Yang Kaili a 21 ans et est, en Chine, une des stars d'Internet avec des dizaines de millions de fans. Elle a cru qu'elle pouvait traiter l'hymne national chinois avec désinvolture dans une de ses vidéos. Mal lui en a pris...

Yang Kaili, youtubeuse chinoise
Yang Kaili, youtubeuse chinoise © capture d'écran

En Chine, où l'on ne rigole pas avec l'hymne national. Surtout depuis qu'une loi a été votée il y a un an et qui punit de jusqu'à 15 jours de détention ceux qui auraient eu la mauvaise idée de s'en moquer. Une loi jamais appliquée jusqu'à hier où l'on a appris la détention pour cinq jours de Yang Kaili.

Yang Kaili est une youtubeuse chinoise très célèbre qui compte plusieurs dizaines de millions d'abonnés. Elle a 21 ans et elle raconte sa vie et commente des concerts, des événements, bref son quotidien. Il y a quelques jours elle mettait en ligne cette vidéo.

Je vous rassure, pas besoin de traduire, il n'y a rien de particulier à comprendre : elle est devant la caméra, elle porte un bonnet avec des cornes de rennes en peluche et elle babille quelques secondes, visiblement agacée, l'hymne national chinois.

En Chine, le sens de la hiérarchie doit être une seconde nature

Parce que, comme aux Etats-Unis par exemple, l'hymne national précède tout programme de télé important. Autrement dit, elle mime le fait d'expédier l'hymne national avant la diffusion qui l'intéresse et qu'elle veut commenter en direct.

C'est exactement ce qu'on lui reproche : ne pas avoir le sens de la hiérarchie nationalo-communiste. Conclusion : cinq jours de prison et des excuses publiques : elle explique avoir fait « une erreur stupide » et ne jamais avoir voulu se moquer de « la mère patrie ».

Message reçu cinq sur cinq

Vu d'ici, oui. Mais les Chinois, eux, ont reçu le message 5 sur 5 : vous êtes peut-être jeune, insouciant et sur Internet, c'est-à-dire chez vous, le parti surveille encore. D'ailleurs, ce n'est pas la première fois que ce genre d'avertissement est envoyé.

L'actrice chinoise de 37 ans Fan BingBing, une star du cinéma tant en Chine qu'au Etats-Unis, où elle fait en partie carrière, a disparu 3 mois durant. Elle est réapparu au début du mois d'octobre accusée de fraude fiscale.
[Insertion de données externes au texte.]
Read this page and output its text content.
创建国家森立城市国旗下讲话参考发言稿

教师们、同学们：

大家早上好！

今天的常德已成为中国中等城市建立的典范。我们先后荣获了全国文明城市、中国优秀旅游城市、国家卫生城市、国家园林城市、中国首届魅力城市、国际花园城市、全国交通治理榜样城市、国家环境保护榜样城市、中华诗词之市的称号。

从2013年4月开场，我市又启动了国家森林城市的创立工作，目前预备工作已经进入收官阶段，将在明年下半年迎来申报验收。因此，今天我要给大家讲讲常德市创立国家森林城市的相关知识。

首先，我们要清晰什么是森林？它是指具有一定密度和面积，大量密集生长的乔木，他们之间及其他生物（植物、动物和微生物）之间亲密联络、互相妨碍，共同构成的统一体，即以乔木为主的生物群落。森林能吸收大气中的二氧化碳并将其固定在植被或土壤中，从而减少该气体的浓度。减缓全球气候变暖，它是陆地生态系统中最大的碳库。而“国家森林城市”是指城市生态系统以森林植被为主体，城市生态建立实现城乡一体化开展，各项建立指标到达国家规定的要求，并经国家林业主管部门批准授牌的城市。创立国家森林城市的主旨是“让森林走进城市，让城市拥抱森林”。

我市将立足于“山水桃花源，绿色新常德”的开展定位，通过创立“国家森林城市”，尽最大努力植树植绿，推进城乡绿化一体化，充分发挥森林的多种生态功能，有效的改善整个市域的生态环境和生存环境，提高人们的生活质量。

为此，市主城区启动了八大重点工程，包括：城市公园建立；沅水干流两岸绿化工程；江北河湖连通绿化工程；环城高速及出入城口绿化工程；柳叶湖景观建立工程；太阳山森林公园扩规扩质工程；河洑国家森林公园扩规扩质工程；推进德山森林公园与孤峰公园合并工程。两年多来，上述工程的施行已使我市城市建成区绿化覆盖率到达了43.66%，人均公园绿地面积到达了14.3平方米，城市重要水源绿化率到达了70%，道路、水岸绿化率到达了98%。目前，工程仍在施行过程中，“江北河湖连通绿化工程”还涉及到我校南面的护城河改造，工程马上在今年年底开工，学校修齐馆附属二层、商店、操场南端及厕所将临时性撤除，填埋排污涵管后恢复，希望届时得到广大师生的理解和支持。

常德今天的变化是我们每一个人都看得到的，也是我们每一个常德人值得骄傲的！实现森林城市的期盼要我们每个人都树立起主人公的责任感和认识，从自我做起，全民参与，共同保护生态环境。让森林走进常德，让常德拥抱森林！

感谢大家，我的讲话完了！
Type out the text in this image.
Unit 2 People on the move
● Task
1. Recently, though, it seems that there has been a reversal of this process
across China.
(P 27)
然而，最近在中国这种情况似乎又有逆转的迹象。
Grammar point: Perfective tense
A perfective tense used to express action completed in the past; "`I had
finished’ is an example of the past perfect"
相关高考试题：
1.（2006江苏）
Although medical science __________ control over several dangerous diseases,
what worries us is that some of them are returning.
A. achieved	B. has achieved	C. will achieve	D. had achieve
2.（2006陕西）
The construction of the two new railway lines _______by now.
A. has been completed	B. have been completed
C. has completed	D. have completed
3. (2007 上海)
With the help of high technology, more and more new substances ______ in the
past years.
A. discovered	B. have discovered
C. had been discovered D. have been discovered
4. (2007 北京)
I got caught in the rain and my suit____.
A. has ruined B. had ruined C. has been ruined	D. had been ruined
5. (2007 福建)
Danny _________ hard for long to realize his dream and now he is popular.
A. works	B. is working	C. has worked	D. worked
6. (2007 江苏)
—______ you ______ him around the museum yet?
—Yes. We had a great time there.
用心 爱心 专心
Elle s'est confondue en excuses.

Le message, cette fois-ci, est un peu différent : votre célébrité, même à l'étranger ne vous protège pas. Vous êtes et vous restez chinois et nous avons les moyens coercitifs de vous le rappeler et de vous faire payer la moindre incartade.

Le directeur d'Interpol s'est volatilisé...

Pour réapparaitre 10 jours plus tard à Pékin. Meng Hongwei est accusé de corruption, il a dû démissionner de ce haut poste de fonctionnaire international. Là, c'est carrément un message aux « princes rouges » qui se pensent intouchables et qui sont donc avertis.

En fait, ça fait plusieurs années que les autorités chinoises pratiquent la purge à distance, sous prétexte de lutte contre la corruption : ils enlèvent et mettent au secret pendant quelques jours, quelques semaines, quelques mois absolument tout le monde :

Des libraires hongkongais trop indépendants, des intellectuels, des oligarques enrichis, voire des cadres du parti. Des centaines de milliers de Chinois à qui l'on rappelle que le maître peut frapper n'importe où, n'importe quand. C'est ça la réalité du régime chinois.